ARIMA_FORECAST
ARIMA Model
ARIMA stands for AutoRegressive Integrated Moving Average and is a widely used statistical method for time series forecasting. It is specified by three order parameters: (p, d, q), which define the structure and behavior of the model.
Parameters of ARIMA
-
AR(p) - Autoregression
- The autoregressive component models the relationship between a current observation and its past values.
- It uses a regression equation where the current value of the time series is expressed as a linear combination of its previous values.
- The parameter p represents the number of lagged observations included in the model.
-
I(d) - Integration
- The integration component involves differencing the time series to make it stationary. Stationarity ensures that the statistical properties of the series (mean, variance, etc.) remain constant over time.
- Differencing is the process of subtracting the current value of the series from its previous value. This is done d times to remove trends or seasonality.
-
MA(q) - Moving Average
- The moving average component models the relationship between the current observation and the residual errors from a moving average model applied to lagged observations.
- It represents the error of the model as a combination of previous error terms.
- The parameter q represents the number of lagged error terms included in the model.
Possible Values of p, d, q in ARIMA (R Implementation)
When implementing ARIMA in R, the values of p, d, and q are chosen based on the characteristics of the time series data.

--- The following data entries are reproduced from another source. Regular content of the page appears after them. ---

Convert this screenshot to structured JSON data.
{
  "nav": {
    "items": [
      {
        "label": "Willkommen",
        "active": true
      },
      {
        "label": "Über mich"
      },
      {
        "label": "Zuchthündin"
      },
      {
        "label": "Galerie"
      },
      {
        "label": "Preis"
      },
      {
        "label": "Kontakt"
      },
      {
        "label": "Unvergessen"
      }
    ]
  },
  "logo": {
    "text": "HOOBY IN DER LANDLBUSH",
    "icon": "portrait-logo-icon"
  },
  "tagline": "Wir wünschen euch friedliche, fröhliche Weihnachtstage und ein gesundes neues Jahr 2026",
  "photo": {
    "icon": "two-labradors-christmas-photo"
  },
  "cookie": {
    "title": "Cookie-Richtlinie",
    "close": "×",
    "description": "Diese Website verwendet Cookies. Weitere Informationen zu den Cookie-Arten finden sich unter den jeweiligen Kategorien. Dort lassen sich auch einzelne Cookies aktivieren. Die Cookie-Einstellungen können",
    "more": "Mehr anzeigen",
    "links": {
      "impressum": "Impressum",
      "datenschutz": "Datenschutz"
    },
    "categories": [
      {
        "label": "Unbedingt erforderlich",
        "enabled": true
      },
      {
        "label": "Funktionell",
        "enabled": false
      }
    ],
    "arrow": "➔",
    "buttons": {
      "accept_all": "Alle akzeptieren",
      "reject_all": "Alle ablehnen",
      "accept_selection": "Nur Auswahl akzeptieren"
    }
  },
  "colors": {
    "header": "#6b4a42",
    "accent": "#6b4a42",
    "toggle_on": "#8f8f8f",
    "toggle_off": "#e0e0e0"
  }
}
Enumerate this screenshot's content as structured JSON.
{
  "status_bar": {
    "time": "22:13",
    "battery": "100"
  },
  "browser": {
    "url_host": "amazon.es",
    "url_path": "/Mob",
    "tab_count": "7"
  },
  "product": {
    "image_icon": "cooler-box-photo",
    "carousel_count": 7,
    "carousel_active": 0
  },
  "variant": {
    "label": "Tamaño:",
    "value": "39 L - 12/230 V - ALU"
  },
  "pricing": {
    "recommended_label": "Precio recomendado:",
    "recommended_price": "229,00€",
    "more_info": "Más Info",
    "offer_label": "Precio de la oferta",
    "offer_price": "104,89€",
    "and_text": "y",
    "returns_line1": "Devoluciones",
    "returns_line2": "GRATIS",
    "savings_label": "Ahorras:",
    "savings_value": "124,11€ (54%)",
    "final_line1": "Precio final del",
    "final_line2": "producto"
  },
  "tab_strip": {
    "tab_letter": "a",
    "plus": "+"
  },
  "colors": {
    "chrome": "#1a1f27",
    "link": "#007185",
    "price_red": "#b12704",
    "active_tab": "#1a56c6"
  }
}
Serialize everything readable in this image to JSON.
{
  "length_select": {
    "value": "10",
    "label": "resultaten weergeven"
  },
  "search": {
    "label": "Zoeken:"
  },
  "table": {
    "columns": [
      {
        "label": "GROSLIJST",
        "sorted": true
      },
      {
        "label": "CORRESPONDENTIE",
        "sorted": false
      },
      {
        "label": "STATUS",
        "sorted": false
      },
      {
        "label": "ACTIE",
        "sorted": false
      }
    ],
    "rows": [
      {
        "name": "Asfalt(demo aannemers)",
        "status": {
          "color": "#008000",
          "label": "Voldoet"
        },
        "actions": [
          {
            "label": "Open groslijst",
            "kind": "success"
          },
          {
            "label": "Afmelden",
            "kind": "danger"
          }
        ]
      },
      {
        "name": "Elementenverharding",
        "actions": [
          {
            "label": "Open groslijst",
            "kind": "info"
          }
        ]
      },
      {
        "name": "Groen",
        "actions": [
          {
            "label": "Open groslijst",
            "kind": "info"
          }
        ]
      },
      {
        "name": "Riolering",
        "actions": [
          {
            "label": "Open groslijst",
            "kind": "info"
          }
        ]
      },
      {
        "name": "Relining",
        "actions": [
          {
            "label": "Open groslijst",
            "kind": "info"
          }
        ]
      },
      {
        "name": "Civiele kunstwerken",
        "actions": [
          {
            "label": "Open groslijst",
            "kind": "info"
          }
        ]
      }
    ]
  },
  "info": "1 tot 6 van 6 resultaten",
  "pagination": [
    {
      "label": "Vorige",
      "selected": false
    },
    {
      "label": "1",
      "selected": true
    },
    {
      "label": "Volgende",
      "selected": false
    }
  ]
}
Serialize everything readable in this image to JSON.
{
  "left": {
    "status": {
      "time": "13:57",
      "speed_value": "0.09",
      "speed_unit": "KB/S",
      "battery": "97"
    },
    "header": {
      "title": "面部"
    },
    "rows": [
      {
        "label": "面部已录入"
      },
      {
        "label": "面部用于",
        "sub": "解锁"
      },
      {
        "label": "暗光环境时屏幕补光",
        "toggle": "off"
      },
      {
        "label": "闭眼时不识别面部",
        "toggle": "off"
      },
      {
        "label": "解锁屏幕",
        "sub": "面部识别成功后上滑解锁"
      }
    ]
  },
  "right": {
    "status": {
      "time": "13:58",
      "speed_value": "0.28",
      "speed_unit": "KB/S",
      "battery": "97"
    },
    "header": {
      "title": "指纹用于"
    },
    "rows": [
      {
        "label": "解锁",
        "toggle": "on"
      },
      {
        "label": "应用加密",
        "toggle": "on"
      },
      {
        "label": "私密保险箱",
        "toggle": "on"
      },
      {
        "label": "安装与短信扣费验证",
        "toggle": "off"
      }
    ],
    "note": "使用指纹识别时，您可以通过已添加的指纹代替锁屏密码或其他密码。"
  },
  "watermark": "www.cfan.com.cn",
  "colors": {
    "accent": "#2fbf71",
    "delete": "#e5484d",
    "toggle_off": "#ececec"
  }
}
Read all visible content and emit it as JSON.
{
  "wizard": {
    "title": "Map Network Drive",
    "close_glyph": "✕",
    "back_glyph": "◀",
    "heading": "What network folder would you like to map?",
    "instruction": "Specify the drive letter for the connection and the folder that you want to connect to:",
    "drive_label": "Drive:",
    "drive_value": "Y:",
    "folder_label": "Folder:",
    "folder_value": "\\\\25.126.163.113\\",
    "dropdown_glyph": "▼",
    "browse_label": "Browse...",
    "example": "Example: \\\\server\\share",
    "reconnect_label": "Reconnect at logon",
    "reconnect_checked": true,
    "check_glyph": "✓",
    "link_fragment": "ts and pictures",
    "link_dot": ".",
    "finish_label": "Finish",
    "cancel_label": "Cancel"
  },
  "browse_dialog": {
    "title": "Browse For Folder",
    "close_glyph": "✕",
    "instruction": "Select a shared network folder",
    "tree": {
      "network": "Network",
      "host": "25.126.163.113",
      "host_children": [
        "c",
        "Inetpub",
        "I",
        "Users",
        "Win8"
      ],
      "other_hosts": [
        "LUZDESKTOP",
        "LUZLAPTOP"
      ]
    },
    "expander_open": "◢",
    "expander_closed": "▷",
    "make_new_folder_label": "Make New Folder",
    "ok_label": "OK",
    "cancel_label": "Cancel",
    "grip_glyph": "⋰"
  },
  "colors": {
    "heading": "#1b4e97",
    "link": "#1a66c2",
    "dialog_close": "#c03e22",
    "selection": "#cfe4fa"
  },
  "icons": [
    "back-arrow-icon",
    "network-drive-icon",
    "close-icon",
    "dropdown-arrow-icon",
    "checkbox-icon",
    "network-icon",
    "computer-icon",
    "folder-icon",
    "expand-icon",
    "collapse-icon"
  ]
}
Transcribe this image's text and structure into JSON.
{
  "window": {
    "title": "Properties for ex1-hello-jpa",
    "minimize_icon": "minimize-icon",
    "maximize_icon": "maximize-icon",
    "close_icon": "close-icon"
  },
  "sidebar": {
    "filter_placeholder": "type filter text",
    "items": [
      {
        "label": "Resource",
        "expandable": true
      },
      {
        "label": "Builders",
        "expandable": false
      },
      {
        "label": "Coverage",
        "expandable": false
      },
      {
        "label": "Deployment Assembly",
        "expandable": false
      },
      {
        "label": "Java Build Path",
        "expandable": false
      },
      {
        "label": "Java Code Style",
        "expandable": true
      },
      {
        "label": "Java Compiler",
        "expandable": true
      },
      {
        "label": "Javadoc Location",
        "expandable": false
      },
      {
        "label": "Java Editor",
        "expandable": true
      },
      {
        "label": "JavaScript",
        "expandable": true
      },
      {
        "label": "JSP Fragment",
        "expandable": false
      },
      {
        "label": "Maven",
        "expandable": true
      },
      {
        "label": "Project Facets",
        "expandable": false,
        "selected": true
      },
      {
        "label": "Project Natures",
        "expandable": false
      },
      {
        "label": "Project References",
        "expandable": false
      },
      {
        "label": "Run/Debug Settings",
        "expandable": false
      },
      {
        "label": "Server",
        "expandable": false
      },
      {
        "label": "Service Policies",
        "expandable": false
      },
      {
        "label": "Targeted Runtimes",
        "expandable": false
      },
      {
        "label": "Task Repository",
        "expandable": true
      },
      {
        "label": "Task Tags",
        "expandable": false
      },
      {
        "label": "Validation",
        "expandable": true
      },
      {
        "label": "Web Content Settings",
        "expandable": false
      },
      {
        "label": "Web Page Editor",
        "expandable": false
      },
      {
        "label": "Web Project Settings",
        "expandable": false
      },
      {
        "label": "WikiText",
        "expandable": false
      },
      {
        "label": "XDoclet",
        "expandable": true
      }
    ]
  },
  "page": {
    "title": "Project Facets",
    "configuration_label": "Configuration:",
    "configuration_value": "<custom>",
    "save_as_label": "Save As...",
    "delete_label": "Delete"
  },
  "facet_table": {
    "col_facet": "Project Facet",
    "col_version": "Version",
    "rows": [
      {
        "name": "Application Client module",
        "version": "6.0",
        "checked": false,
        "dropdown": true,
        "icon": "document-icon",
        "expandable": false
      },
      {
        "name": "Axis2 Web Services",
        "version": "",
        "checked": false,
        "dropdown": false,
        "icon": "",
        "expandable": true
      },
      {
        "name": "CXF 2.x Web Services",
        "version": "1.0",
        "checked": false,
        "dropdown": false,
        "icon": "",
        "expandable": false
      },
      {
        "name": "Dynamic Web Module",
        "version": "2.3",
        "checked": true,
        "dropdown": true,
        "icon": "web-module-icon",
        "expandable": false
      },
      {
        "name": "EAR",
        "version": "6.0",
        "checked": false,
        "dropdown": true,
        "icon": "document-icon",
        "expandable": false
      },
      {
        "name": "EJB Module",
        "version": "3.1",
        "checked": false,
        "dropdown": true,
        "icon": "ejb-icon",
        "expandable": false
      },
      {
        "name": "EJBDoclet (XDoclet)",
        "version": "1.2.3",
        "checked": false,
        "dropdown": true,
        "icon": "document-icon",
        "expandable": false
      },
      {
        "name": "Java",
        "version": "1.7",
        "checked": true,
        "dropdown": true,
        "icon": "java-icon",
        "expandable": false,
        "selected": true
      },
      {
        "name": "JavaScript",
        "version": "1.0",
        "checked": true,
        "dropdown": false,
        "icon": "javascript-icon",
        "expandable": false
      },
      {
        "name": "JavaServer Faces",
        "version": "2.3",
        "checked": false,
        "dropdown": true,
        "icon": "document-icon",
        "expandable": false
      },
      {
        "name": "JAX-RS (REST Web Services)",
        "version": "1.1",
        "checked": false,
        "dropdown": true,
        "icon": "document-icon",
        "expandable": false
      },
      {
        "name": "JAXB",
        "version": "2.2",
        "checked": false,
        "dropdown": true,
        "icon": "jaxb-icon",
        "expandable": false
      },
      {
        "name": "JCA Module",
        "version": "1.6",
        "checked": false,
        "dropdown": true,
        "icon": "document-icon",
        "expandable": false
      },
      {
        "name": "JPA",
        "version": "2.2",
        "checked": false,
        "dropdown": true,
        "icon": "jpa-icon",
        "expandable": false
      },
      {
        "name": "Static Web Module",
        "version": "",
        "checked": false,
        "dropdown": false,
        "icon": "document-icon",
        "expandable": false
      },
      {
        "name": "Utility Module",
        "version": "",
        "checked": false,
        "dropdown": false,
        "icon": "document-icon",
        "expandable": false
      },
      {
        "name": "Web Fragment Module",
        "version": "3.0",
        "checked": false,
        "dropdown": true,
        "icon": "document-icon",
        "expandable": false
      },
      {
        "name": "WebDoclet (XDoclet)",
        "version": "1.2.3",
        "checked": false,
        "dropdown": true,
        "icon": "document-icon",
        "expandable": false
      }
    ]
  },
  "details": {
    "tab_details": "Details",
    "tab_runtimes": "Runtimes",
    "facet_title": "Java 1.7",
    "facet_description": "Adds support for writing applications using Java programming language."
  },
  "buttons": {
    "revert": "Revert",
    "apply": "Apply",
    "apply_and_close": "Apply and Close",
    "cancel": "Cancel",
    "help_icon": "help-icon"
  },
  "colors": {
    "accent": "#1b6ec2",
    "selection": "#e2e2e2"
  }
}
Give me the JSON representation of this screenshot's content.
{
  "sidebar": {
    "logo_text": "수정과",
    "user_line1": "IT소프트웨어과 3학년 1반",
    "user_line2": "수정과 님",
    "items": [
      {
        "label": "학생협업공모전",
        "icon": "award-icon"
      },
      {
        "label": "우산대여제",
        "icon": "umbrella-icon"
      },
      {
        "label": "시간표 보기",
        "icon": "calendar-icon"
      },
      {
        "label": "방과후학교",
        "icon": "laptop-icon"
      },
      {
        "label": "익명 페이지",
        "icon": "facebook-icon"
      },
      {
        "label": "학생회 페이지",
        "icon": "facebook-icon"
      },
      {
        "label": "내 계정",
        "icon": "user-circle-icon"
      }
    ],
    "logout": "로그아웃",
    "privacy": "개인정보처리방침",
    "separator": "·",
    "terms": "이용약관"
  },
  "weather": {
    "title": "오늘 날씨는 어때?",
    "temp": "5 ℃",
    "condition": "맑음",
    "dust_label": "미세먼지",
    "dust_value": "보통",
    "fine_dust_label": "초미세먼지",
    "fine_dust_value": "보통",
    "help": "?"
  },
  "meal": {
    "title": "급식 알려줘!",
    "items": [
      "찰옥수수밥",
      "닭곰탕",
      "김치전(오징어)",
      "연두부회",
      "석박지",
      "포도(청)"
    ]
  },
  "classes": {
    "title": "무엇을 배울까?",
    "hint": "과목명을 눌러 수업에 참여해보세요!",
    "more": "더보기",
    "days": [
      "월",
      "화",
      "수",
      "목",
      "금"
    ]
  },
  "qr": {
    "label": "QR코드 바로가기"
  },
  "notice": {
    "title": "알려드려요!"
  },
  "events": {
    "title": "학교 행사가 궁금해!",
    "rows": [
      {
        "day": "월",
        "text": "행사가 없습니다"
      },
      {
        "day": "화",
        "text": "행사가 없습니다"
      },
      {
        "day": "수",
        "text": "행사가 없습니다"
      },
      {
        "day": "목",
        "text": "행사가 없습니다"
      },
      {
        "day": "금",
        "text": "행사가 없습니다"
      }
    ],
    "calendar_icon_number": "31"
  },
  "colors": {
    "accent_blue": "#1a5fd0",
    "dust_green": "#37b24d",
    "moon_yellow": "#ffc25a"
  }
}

Here’s a guide to selecting these parameters:
-
p (Autoregressive Order)
- Represents the number of lagged observations to include in the model.
- Possible values: Non-negative integers (0, 1, 2, 3, ...).
- A value of 0 means no autoregressive component is used.
- Higher values of p capture more complex dependencies in the data but may lead to overfitting.
-
d (Degree of Differencing)
- Represents the number of times the time series is differenced to achieve stationarity.
- Possible values: Non-negative integers (0, 1, 2, 3, ...).
- A value of 0 means no differencing is applied.
- A value of 1 is commonly used to remove linear trends, while 2 may be used for quadratic trends.
-
q (Moving Average Order)
- Represents the number of lagged forecast errors to include in the model.
- Possible values: Non-negative integers (0, 1, 2, 3, ...).
- A value of 0 means no moving average component is used.
- Higher values of q capture more complex error structures but may also lead to overfitting.
Selecting p, d, q in Practice
- Autocorrelation Function (ACF) and Partial Autocorrelation Function (PACF): These plots are used to identify potential values for p and q.
- ACF helps identify the moving average component (q).
- PACF helps identify the autoregressive component (p).
- Stationarity Check: Use statistical tests like the Augmented Dickey-Fuller (ADF) test to determine the appropriate value of d.
- Model Diagnostics: After fitting the model, check residuals to ensure they resemble white noise (no patterns).